Das bisherige DVR-Meldeverfahren und das DVR selbst wird es nicht mehr geben (Entfall der DVR-Meldepflicht). Stattdessen verpflichtet Art. 30 Verantwortliche und Auftragsverarbeiter ein Verzeichnis von Verarbeitungstätigkeiten zu führen, das auf Anfrage der Aufsichtsbehörde vorzulegen ist.
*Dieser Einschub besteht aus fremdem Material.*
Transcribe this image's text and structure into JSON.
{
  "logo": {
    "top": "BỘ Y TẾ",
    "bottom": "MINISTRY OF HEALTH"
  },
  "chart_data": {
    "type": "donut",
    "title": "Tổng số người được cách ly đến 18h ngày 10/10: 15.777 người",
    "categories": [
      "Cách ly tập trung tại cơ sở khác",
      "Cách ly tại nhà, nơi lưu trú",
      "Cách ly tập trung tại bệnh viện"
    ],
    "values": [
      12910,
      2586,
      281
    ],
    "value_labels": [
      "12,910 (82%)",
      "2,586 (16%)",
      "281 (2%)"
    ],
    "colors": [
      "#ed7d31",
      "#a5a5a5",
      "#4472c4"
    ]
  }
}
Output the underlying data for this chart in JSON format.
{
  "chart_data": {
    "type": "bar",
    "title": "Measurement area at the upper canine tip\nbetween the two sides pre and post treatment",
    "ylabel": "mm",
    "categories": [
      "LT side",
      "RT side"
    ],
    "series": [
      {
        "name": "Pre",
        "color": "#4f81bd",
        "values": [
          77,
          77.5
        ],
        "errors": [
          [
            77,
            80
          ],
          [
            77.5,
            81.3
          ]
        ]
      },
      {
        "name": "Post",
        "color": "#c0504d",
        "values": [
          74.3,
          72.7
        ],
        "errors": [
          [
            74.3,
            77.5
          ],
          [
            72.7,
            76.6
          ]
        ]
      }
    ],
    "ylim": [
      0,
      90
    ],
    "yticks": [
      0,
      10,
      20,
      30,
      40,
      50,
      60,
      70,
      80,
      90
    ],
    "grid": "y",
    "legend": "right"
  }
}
Diese Verpflichtung gilt nicht für Unternehmen oder Einrichtungen, die weniger als 250 Mitarbeiter beschäftigen, es sei denn,

  • die von ihnen vorgenommene Verarbeitung birgt ein Risiko für die Rechte und Freiheiten der betroffenen Personen,

  • die Verarbeitung erfolgt nicht nur gelegentlich oder

  • es erfolgt eine Verarbeitung besonderer Datenkategorien gemäß Art. 9 Abs. 1 (sensible Daten) bzw. die Verarbeitung von personenbezogenen Daten über strafrechtliche Verurteilungen und Straftaten im Sinne des Art. 10.

Daneben werden Verantwortliche verpflichtet, vor Inbetriebnahme eines neuen Datenverarbeitungssystems eine Datenschutz-Folgenabschätzung durchzuführen und ggf. mit der Aufsichtsbehörde im Rahmen eines Konsultationsverfahrens zusammenzuarbeiten (Art. 35 und 36).

Verantwortliche werden verpflichtet, Meldungen von Verletzungen des Schutzes personenbezogener Daten an die Aufsichtsbehörde zu erstatten (Art. 33) und ggf. Betroffene von der Verletzung zu verständigen (Art. 34).

Folgende Verantwortliche/Auftragsverarbeiter haben zwingend einen Datenschutzbeauftragten zu bestellen:

  • Behörden und öffentliche Stellen (mit Ausnahme von Gerichten, soweit es nicht die Justizverwaltung betrifft)

  • Wenn die Kerntätigkeit die regelmäßige und systematische Überwachung von Personen darstellt

  • Wenn die Kerntätigkeit in der umfangreichen Verarbeitung von sensiblen Daten nach Art. 9 und Strafdaten nach Art. 10 besteht.